Exposition is telling and plot is showing. And we are told to show. Not tell.
Elements of Style advises us to be specific, reveal definite and concrete details. Do it in an active voice (to maintain momentum), and SHOW. Don’t tell me the ballerina is drunk, rather take me on a tour of all my senses and tickle each one. Let me see her falter and fall as she attempts a pas de bourrée en tournant, let me smell the gin on her, hear the tremor in her voice, etc… Show me details that matter and make the writing come alive.
Well…
There is this book by Gabriel Garcia Marquez, called One Hundred Years of Solitude. It has no dramatized scenes, not really, and no plot, not in the traditional sense. More importantly there is no showing, only telling, seven generations worth of it, and when the village disappears into thin air in the last scene, you don’t care that Gabriel Garcia Marquez ignored the advise of “Show, Don’t Tell!,” because he just TOLD you one of the greatest stories ever written. 
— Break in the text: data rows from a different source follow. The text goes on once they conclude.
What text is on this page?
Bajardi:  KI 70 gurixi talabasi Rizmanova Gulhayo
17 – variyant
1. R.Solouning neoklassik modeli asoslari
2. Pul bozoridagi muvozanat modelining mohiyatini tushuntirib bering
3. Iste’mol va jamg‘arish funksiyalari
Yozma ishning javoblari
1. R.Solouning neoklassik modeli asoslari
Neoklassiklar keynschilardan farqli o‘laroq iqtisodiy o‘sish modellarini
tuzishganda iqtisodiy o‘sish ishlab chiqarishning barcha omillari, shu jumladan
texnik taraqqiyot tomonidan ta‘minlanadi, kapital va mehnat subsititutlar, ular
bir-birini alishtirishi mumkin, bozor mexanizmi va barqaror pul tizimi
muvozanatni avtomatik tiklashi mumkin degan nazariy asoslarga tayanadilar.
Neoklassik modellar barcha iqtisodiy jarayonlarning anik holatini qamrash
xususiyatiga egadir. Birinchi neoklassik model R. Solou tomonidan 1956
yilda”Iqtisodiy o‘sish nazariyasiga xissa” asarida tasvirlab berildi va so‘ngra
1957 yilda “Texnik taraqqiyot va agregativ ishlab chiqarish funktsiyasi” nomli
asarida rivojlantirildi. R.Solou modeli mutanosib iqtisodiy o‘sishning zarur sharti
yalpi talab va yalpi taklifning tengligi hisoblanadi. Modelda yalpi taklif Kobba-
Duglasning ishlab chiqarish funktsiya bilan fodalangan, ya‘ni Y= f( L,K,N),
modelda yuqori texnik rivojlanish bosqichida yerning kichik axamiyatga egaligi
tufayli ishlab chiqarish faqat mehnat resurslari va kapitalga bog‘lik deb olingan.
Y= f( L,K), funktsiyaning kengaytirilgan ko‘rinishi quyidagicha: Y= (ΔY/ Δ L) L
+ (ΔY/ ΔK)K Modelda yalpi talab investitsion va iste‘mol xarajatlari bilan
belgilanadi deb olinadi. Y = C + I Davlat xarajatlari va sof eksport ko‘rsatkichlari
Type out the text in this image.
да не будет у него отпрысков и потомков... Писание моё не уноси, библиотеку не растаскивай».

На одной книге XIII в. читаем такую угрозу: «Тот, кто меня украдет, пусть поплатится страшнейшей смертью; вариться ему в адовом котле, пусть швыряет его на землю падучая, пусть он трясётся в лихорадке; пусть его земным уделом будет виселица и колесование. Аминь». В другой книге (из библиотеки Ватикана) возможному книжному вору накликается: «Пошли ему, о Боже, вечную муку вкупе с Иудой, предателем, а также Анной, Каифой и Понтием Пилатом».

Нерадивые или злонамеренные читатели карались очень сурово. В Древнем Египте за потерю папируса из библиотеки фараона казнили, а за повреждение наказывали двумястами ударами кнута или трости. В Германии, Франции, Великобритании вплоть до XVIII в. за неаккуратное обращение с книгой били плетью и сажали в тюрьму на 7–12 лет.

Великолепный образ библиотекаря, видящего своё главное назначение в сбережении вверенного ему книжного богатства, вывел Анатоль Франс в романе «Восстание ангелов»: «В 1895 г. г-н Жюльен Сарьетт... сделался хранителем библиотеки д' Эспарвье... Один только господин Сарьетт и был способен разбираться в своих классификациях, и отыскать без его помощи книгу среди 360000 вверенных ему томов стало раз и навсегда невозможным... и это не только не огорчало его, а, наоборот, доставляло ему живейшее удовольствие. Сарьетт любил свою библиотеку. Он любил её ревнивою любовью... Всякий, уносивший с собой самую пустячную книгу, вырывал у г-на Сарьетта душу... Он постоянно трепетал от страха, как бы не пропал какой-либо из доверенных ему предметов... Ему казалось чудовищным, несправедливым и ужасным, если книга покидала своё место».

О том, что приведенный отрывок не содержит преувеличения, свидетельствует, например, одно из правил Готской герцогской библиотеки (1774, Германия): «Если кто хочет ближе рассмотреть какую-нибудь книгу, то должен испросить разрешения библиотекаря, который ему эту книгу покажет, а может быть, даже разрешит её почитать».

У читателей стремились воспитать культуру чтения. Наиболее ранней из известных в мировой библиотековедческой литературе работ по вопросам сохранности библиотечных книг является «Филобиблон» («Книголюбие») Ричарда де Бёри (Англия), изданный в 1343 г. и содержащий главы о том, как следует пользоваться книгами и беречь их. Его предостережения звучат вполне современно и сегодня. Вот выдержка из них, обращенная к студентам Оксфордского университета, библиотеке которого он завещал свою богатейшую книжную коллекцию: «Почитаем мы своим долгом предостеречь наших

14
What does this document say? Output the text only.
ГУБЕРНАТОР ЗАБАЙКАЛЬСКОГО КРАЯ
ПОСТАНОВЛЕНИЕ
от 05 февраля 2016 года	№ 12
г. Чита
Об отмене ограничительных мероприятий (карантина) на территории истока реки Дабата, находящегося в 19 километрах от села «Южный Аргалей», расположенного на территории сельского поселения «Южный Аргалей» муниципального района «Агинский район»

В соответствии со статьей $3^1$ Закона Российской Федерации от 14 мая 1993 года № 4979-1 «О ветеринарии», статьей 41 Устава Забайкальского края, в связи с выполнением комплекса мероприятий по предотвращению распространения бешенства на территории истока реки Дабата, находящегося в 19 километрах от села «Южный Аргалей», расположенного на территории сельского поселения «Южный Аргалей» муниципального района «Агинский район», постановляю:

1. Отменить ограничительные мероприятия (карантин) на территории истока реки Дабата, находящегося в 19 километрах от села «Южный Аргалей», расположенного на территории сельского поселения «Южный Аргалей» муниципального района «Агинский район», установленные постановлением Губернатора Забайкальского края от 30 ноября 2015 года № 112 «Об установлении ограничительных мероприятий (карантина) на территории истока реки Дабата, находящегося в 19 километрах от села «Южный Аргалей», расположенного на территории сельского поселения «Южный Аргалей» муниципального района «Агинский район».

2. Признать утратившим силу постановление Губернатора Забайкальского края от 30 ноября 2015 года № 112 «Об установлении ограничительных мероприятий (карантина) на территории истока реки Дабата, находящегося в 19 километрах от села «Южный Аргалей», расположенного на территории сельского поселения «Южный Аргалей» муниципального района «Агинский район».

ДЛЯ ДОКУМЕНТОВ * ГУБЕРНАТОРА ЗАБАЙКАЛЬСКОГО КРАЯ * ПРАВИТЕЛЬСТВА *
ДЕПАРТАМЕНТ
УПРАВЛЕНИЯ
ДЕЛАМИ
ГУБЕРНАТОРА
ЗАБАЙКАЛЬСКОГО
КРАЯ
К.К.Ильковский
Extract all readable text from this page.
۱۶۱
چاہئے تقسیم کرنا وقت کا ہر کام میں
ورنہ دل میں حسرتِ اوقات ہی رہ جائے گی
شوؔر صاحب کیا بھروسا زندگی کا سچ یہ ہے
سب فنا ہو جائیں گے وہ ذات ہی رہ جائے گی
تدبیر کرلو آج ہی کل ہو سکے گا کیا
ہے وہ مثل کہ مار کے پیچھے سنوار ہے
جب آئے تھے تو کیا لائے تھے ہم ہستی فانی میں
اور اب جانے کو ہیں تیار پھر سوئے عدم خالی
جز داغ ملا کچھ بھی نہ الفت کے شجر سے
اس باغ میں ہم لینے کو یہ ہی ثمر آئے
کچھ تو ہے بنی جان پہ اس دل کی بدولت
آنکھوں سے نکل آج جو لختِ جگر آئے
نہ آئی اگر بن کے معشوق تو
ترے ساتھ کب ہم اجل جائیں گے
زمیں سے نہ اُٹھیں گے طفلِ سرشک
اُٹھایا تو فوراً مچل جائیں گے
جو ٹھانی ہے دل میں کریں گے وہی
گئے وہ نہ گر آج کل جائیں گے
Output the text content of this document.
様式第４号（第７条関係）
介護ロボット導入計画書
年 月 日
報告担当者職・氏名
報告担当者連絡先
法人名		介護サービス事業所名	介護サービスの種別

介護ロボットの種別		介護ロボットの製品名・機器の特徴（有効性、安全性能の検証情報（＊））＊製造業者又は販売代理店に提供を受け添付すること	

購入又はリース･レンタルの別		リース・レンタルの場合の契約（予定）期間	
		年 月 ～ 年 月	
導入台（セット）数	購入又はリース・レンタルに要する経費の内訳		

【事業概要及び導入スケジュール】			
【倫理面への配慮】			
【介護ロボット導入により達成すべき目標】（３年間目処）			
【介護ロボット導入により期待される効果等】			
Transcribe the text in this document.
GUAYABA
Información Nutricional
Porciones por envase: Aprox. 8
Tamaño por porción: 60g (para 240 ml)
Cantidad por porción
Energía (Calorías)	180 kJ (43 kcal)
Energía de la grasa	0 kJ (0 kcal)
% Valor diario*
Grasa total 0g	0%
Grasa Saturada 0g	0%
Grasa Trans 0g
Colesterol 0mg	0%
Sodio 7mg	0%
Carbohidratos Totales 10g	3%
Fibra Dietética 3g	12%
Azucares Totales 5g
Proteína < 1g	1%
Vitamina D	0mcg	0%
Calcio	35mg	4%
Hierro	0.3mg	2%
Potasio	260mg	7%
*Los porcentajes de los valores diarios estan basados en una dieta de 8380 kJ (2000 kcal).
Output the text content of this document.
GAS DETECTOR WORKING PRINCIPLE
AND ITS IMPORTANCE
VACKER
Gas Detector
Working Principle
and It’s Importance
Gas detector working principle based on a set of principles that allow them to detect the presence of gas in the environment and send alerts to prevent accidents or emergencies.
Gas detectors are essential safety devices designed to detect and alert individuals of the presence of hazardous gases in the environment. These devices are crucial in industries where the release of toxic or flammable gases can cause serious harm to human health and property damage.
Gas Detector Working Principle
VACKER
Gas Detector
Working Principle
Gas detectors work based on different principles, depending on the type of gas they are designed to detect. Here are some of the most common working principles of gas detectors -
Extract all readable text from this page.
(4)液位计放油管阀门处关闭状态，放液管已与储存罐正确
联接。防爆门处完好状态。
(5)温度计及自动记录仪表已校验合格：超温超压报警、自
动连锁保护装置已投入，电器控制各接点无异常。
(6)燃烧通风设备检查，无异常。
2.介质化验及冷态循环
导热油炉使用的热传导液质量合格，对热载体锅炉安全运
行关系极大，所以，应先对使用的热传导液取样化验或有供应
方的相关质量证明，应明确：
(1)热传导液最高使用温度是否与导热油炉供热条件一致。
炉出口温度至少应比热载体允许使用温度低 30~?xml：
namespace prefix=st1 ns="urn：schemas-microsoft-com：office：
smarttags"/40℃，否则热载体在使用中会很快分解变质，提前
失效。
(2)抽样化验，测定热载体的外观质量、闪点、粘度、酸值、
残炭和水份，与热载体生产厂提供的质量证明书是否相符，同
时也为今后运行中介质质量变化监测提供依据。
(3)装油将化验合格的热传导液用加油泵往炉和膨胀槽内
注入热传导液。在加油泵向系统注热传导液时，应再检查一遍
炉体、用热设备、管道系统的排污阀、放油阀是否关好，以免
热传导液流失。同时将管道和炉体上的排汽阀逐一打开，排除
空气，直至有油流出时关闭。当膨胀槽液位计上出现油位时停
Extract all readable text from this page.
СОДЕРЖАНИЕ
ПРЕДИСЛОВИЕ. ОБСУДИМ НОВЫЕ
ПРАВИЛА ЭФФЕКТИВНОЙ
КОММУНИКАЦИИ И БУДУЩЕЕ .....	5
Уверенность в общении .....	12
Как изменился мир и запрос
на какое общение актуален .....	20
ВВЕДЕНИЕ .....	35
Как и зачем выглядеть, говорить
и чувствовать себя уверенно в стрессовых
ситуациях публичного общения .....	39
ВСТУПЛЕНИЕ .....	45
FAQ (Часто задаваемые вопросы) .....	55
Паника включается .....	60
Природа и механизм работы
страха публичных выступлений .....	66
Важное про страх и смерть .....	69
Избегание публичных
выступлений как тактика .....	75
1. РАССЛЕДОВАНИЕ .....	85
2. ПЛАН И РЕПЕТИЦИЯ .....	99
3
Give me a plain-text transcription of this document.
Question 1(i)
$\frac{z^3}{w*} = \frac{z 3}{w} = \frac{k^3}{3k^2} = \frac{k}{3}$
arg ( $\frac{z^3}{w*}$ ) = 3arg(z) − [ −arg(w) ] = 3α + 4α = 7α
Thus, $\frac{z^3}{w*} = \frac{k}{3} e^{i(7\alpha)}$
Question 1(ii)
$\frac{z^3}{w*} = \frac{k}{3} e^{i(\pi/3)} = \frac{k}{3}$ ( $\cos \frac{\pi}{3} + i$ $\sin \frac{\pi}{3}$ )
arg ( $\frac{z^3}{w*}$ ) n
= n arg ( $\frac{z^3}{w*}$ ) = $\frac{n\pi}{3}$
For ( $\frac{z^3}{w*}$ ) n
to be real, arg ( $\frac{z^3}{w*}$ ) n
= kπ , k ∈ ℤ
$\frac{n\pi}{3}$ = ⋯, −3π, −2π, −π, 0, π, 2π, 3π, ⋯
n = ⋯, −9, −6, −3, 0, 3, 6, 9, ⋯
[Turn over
Marquez takes your hand and tells the story. His trick is that he does it with confidence and grace. He begins like this: Many years later as he faced the firing squad, Colonel Aureliano Buendía was to remember that distant afternoon when his father took him to discover ice.
This is a confident voice, one that tells you, here, come, let me “tell” you a story. And you listen.
—WiP: Acrylic and Ink on Canvas. A painting “tells” different people different things—as it “shows” the same thing.